Training Your Own Model

  1. Collect images of weeds in your specific field conditions — lighting, soil type, growth stage, and crop all matter

  2. Annotate images using Roboflow or Label Studio to draw bounding boxes (or polygons for segmentation) around weeds

  3. Train with Ultralytics YOLO:

    pip install ultralytics
    yolo detect train data=your_dataset.yaml model=yolov8n.pt epochs=100 imgsz=320
    
  4. Export to NCNN for deployment on Raspberry Pi:

    yolo export model=best.pt format=ncnn imgsz=320
    

    This creates a directory with .param and .bin files ready to copy to ~/owl/models/.

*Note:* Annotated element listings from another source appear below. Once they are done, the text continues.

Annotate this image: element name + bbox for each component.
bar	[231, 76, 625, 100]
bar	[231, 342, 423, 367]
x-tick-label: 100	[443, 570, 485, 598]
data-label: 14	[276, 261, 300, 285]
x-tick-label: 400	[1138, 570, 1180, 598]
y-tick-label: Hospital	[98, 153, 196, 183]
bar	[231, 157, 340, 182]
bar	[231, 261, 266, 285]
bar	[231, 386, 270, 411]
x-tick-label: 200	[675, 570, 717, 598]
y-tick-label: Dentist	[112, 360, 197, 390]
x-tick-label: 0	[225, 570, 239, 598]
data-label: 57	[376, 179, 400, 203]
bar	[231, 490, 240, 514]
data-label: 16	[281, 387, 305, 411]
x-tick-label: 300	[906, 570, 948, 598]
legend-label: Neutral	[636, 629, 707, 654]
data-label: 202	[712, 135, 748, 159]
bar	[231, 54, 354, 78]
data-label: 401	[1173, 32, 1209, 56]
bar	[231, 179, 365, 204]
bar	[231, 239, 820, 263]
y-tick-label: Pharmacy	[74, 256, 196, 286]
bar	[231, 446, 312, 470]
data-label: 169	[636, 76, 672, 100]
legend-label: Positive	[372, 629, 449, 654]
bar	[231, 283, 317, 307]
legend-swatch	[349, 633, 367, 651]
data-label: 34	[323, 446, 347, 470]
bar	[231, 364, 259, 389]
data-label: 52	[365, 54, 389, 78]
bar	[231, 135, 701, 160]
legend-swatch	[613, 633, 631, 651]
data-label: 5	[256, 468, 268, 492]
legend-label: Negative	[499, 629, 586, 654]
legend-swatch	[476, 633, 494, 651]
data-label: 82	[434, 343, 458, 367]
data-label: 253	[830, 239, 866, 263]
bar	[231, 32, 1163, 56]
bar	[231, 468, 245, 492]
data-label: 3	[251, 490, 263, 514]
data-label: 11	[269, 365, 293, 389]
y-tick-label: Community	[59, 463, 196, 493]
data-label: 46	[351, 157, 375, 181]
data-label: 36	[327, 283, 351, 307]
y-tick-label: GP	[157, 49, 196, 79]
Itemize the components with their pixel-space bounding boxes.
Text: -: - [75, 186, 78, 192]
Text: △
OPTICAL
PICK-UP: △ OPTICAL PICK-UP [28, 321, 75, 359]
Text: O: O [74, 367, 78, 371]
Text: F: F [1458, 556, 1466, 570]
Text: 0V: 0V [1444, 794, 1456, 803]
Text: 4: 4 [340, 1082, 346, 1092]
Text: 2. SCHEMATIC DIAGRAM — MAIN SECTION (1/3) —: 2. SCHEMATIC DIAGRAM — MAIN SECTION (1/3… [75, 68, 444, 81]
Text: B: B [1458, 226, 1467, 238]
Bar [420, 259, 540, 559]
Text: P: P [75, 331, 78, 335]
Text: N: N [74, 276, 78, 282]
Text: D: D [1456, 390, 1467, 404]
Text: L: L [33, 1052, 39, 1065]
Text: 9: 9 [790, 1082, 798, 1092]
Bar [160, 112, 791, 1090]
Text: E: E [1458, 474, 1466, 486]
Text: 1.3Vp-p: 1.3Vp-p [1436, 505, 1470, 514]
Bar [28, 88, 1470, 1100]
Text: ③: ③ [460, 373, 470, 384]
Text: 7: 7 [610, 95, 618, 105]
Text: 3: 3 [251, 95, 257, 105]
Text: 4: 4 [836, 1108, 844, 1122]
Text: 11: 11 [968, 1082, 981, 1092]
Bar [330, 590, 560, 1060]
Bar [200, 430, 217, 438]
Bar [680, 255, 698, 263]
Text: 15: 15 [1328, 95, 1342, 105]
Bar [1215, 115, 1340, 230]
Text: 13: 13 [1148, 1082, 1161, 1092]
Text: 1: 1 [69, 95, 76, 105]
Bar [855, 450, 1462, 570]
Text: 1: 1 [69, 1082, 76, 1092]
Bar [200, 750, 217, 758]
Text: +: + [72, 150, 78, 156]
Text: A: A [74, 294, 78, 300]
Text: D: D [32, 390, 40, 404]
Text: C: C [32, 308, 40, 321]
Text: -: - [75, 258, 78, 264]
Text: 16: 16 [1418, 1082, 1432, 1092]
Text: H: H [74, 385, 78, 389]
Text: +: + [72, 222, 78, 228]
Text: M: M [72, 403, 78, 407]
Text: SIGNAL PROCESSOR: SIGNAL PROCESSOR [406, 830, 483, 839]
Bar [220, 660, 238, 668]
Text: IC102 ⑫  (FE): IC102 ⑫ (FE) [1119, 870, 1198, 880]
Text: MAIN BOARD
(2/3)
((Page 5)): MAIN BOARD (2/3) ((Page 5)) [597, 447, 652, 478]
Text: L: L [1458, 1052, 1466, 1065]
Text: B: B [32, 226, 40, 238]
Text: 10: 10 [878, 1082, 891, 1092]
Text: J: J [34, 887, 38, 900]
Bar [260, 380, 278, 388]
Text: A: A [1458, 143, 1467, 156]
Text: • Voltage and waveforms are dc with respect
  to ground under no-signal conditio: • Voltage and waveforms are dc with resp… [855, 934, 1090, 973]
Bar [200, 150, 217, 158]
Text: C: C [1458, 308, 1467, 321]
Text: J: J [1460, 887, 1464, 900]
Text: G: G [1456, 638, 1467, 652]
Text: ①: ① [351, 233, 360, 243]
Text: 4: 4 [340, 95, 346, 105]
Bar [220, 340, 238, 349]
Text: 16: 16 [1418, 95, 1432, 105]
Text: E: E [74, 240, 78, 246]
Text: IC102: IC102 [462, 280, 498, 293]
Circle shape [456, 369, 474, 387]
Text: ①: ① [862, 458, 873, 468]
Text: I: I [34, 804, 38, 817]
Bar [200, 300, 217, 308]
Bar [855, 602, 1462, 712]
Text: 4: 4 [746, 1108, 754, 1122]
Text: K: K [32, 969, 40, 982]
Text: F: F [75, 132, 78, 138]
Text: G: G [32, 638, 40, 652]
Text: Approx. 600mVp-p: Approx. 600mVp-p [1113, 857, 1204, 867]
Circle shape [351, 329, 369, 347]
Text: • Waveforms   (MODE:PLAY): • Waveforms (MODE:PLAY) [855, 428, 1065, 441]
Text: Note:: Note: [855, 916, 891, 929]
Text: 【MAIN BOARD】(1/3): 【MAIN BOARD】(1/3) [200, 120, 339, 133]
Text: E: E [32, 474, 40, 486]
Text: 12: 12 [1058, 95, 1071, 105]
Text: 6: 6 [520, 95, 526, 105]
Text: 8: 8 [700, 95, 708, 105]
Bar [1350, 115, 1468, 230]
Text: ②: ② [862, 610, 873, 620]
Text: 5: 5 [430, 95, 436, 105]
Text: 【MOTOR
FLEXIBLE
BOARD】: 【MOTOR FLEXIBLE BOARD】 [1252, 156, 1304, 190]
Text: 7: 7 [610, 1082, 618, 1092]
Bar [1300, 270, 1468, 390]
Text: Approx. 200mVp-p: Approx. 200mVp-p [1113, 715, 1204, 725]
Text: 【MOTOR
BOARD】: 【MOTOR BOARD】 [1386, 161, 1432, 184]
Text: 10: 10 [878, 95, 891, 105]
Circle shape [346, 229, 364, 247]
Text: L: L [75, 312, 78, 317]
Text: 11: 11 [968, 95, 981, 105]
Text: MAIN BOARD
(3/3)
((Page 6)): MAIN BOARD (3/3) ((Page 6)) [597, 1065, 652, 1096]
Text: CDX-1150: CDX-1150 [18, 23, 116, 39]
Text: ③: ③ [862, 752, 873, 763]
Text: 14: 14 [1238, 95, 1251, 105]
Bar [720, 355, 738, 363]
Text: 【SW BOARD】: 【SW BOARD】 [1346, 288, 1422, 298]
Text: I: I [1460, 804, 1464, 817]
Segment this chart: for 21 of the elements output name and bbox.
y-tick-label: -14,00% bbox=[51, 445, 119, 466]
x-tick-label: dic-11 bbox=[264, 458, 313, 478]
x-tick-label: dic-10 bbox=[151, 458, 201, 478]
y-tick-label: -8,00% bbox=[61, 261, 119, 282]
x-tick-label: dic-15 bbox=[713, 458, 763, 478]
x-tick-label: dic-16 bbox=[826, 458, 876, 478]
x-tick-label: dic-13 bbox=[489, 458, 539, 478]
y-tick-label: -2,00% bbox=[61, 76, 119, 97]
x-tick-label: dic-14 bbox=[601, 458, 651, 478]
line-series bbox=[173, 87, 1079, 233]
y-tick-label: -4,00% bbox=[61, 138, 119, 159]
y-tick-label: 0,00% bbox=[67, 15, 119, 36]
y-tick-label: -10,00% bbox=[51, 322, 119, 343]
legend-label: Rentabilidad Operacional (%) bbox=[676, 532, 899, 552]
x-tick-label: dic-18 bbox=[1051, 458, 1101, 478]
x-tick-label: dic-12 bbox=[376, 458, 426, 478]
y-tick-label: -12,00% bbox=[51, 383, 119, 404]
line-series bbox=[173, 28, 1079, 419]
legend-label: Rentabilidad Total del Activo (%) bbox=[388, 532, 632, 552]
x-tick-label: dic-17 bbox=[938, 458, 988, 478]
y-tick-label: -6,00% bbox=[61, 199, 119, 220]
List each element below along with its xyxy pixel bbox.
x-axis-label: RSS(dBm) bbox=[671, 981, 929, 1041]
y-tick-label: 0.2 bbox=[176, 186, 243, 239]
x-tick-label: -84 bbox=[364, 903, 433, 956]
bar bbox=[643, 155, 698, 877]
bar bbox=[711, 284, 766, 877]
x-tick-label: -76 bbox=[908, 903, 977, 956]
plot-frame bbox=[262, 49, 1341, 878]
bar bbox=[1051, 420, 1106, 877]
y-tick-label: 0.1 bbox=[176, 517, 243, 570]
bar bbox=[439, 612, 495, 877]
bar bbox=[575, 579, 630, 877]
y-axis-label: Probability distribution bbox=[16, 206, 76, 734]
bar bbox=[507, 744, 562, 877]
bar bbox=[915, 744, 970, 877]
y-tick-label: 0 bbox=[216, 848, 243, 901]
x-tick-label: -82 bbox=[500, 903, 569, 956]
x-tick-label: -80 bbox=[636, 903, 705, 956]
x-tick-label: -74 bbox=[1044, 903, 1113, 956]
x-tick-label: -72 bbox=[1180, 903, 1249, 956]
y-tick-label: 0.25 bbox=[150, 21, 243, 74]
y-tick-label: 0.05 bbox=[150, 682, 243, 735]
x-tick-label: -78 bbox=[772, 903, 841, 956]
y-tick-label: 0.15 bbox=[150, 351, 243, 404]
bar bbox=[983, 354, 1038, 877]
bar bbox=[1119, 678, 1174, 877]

Check Weed-AI for existing annotated weed image datasets that may be relevant for your conditions.

Configuration

GreenOnGreen parameters

Parameter

Default

Description

model_path

models

Directory containing YOLO model files.

confidence

0.5

Minimum confidence threshold (0.0-1.0).

detect_classes

(empty)

Comma-separated class IDs to detect. Empty = all classes.

actuation_mode

centre

Relay mapping: centre (box centre) or zone (mask pixel count).

min_detection_pixels

50

Minimum mask pixels for zone mode actuation.

inference_resolution

320

YOLO input image size. Smaller = faster, larger = more accurate.

crop_buffer_px

20

Pixel buffer around crop mask regions (gog-hybrid).

Tracking parameters

Parameter

Default

Description

tracking_enabled

False

Enable ByteTrack multi-object tracking.

track_class_window

5

Frames to smooth class predictions over.

track_crop_persist

3

Frames a crop mask persists after detection leaves.